Besides many other jobs assigned to him by God, St Michael is the foremost door warden. As such, his churches and chapels may often be found on doorways to the Otherworld. Therefore, whenever you find some building dedicated to St Michael, it is worth while investigating its history. It might stand on one of the doorways to the Otherworld.
It’s the Gospel according to Nicodemus that first portrayed St Michael as the door warden of Paradise. This Gospel is accounted an apocryphal part of the Bible. Apocryphal means, that man has taken it upon himself to edit the word of God and decide what God has said and what He didn't say (it is the most blatant case of cherry picking you might encounter). Apart from his day job as porter of Eden, St Michael fulfills many other requirements and aspects attributed to all bouncers of the Otherworld. They include keeping track of good and bad deeds of souls, weighing and judging souls immediately after death and on the day of the last judgement, and accompanying them to the Otherworld.
If some of this reminds you of ancient gods and goddesses, that is no accident. Already in the first Book of Henoch (another apocryphal part of the Bible), these latter attributes are added to bring St Michael on a par with pagan counterparts like Thot, Anubis, and Horus (in Egypt) or with the Zoroastrian Immortals Rashnu and Sraosha.

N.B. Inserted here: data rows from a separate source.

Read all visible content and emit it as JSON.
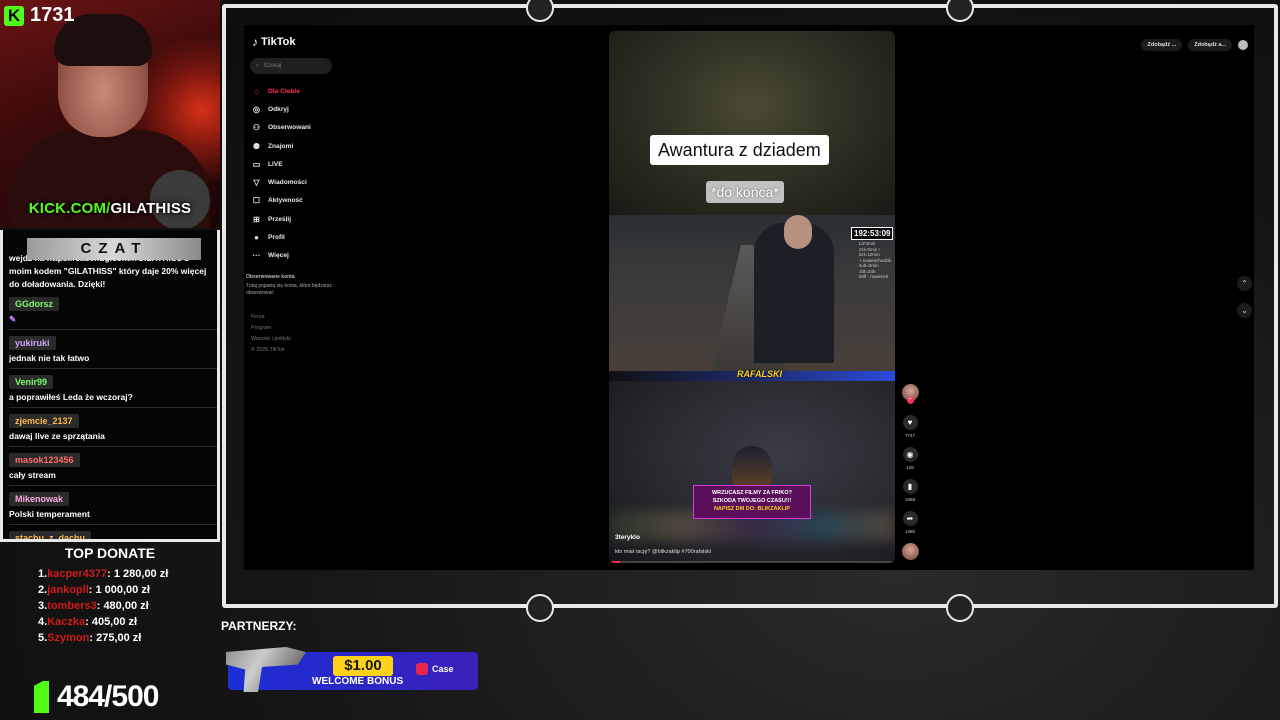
{
  "stream": {
    "viewer_count": "1731",
    "kick_url_prefix": "KICK.COM/",
    "kick_url_name": "GILATHISS",
    "followers": "484/500"
  },
  "chat": {
    "header": "CZAT",
    "intro": "wejdź na https://casehug.com/r/GILATHISS z moim kodem \"GILATHISS\" który daje 20% więcej do doładowania. Dzięki!",
    "messages": [
      {
        "user": "GGdorsz",
        "text": "",
        "color": "#7cfc6a"
      },
      {
        "user": "yukiruki",
        "text": "jednak nie tak łatwo",
        "color": "#c9a6ff"
      },
      {
        "user": "Venir99",
        "text": "a poprawiłeś Leda że wczoraj?",
        "color": "#7cfc6a"
      },
      {
        "user": "zjemcie_2137",
        "text": "dawaj live ze sprzątania",
        "color": "#ffb84d"
      },
      {
        "user": "masok123456",
        "text": "cały stream",
        "color": "#ff6b6b"
      },
      {
        "user": "Mikenowak",
        "text": "Polski temperament",
        "color": "#ffa8e0"
      },
      {
        "user": "stachu_z_dachu",
        "text": "no tak",
        "color": "#ffb84d"
      }
    ]
  },
  "donate": {
    "title": "TOP DONATE",
    "list": [
      {
        "rank": "1.",
        "name": "kacper4377",
        "amount": ": 1 280,00 zł"
      },
      {
        "rank": "2.",
        "name": "jankopll",
        "amount": ": 1 000,00 zł"
      },
      {
        "rank": "3.",
        "name": "tombers3",
        "amount": ": 480,00 zł"
      },
      {
        "rank": "4.",
        "name": "Kaczka",
        "amount": ": 405,00 zł"
      },
      {
        "rank": "5.",
        "name": "Szymon",
        "amount": ": 275,00 zł"
      }
    ]
  },
  "partners": {
    "label": "PARTNERZY:",
    "amount": "$1.00",
    "bonus": "WELCOME BONUS",
    "brand": "Case"
  },
  "tiktok": {
    "logo": "TikTok",
    "search_placeholder": "Szukaj",
    "nav": [
      {
        "label": "Dla Ciebie",
        "icon": "home-icon",
        "glyph": "⌂"
      },
      {
        "label": "Odkryj",
        "icon": "compass-icon",
        "glyph": "◎"
      },
      {
        "label": "Obserwowani",
        "icon": "user-follow-icon",
        "glyph": "⚇"
      },
      {
        "label": "Znajomi",
        "icon": "friends-icon",
        "glyph": "⚉"
      },
      {
        "label": "LIVE",
        "icon": "live-icon",
        "glyph": "▭"
      },
      {
        "label": "Wiadomości",
        "icon": "messages-icon",
        "glyph": "▽"
      },
      {
        "label": "Aktywność",
        "icon": "activity-icon",
        "glyph": "☐"
      },
      {
        "label": "Prześlij",
        "icon": "upload-icon",
        "glyph": "⊞"
      },
      {
        "label": "Profil",
        "icon": "profile-icon",
        "glyph": "●"
      },
      {
        "label": "Więcej",
        "icon": "more-icon",
        "glyph": "···"
      }
    ],
    "followed_heading": "Obserwowane konta",
    "followed_text": "Tutaj pojawią się konta, które będziesz obserwować",
    "footer": [
      "Firma",
      "Program",
      "Warunki i polityki",
      "© 2026 TikTok"
    ],
    "topright": [
      "Zdobądź ...",
      "Zdobądź a..."
    ]
  },
  "video": {
    "title": "Awantura z dziadem",
    "subtitle": "*do końca*",
    "timer": "192:53:09",
    "side_text": "Lit*3min\n2zł=5min +\n5zł=10min\n+ nowerichodzik\nsub=5min\n10f=24h\n50fl - nowerich",
    "streamer_tag": "RAFALSKI",
    "ad_line1": "WRZUCASZ FILMY ZA FRIKO?",
    "ad_line2": "SZKODA TWOJEGO CZASU!!!",
    "ad_line3": "NAPISZ DM DO: BLIKZAKLIP",
    "author": "3teryklo",
    "caption": "kto miał rację? @blikzaklip #700rafalski",
    "likes": "7747",
    "comments": "126",
    "saves": "1068",
    "shares": "1385",
    "progress": 0.04
  }
}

It is hardly surprising that he was found the right person to take over from his peers such as Nodens, Charon, or other door wardens in other religions.
Doorways to the Otherworld were famous and dangerous places often called The Isles of Glass. A well known Isle of Glass is the Mont Saint-Michel in the Normandy region of France, the place where King Arthur killed a giant. It was logical that only St Michael could be made the patron saint of such a place, filling in at the same time as door warden for the locals and as Prince of the Seraphic Host to hold it against unholy influences from the past.
Later, the order in charge of Mont Saint-Michel founded a dependency in Cornwall, and not surprisingly, this place is another of those Isles of Glass, St. Michael’s Mount in Cornwall, or An Garrek Los y’n Cos. He place was most probably known already to the Greeks and Romans by the name of Mictis or Ictis.
A further famous Isle of Glass was Glastonbury with its Tor, on top of which only the tower of the St Michael’s church remains these days. Another famous Isle of Glass may be found in Skellig Michael in Ireland.
But the Otherworld could be reached by other means than going to the Isle of Glass. All over Europe, there were caves that were reputed to be entries to the Otherworld. One of those was in the region of Apulia in Italy, where the Normans built St Michael's Church in a place called Monte Sant’ Angelo integrating the cave into the church. It says on the doorway that all sins are forgiven to whoever enters the cave, a clear indication that the cave is the forecourt to afterlife.
If you dig into the archaeological history of a building dedicated to St Michael, you will often find that there were earlier occupants to a holy site, be it a temple, a shrine, or a stone circle. It is one of the many ways by which Christianity integrated the locals into the new religion coming into fashion.